内容详情
香橼之恋
□赵宏建
我家屋前有一棵香橼树。春天,香橼树开花了,细小的,洁白的,在绿色的树叶间,星星般点缀在绿叶丛中。有蜜蜂飞来访花,也有一对黑色的蝴蝶翩翩而至。母亲对我说:“今年要结香橼了,你要好好地照看它呀!”
可是不久,母亲离世了。秋天,香橼树果然结果了,两棵树都硕果累累,硕大的香橼光滑圆润,煞是好看,满院里都清香四溢。香橼先是墨绿的,而后成长为淡黄的,像桔子一样,不待成熟,我先摘了几只最大的香橼供在母亲的像前。
品赏香橼。夜晚,倚在床上,右手里捧一本《庄子》,左手握一枚香橼,在手中摩挲、把玩,时而举鼻端嗅闻,时而用眼睛在文字间逡巡,相伴着香橼柔和的色彩、芳香的气味。我觉得香橼之香,清水出芙蓉,清丽脱俗,一如不施脂粉素面朝天的邻家小妹。
或者是在一个阳光洒满客厅的午后,置一只香橼于案上,慵懒地坐于沙发,泡一壶碧螺春,紫砂壶,天水,有陈旧的瓦壶更好。CD里是《好一朵茉莉花》抑或周杰伦的《青花瓷》,喝一口茶,慢慢地咽,空气里会有暗香浮动。有时,我也把香橼放置在茶几上,让它与妻子网购的百合、玫瑰、满天星为伍,自由自在,各香各的。再燃上一枚小小的水沉香,青烟袅袅,云山雾绕。品味香橼,实质是品味一种和谐淡泊的人生。

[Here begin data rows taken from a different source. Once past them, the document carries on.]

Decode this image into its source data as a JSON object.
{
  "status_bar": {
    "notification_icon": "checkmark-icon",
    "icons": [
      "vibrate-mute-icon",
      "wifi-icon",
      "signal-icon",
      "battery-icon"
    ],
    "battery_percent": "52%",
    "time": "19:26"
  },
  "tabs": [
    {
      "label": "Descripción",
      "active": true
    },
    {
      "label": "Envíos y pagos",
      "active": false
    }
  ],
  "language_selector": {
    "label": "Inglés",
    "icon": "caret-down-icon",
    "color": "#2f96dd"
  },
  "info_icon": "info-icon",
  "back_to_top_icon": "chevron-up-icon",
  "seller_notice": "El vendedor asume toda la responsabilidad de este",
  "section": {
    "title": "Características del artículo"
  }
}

前些日子,相约去苏州女儿家看望外孙,便早早摘了数枚香橼,用井水泡着,然后轻轻用抹布拭擦,晾干。怀揣一兜香橼上车,摇摇晃晃中,酣然入睡,一帘幽梦都带着甜香。到了苏州,可小外孙一点不解风情,拿着香橼在客厅当皮球踢,还发出一阵阵尖叫。第二天游拙政园,总期冀有个惊喜,遍寻不见香橼,心中有点落寞,我以为,此等美物当属江南。我记得读过一首写香橼的诗:你栖居在江南水乡/被时间染色的白墙黑瓦之间/像江南的水洗浴过的江南女子/古典 美丽 忧伤。
一树的香橼,竟成了我的牵挂。初雪将至。想象中,雪花纷飞,绿叶点缀明黄,依稀一抹芬芳,那一盏盏小小的桔灯温暖照耀着风雪夜归人。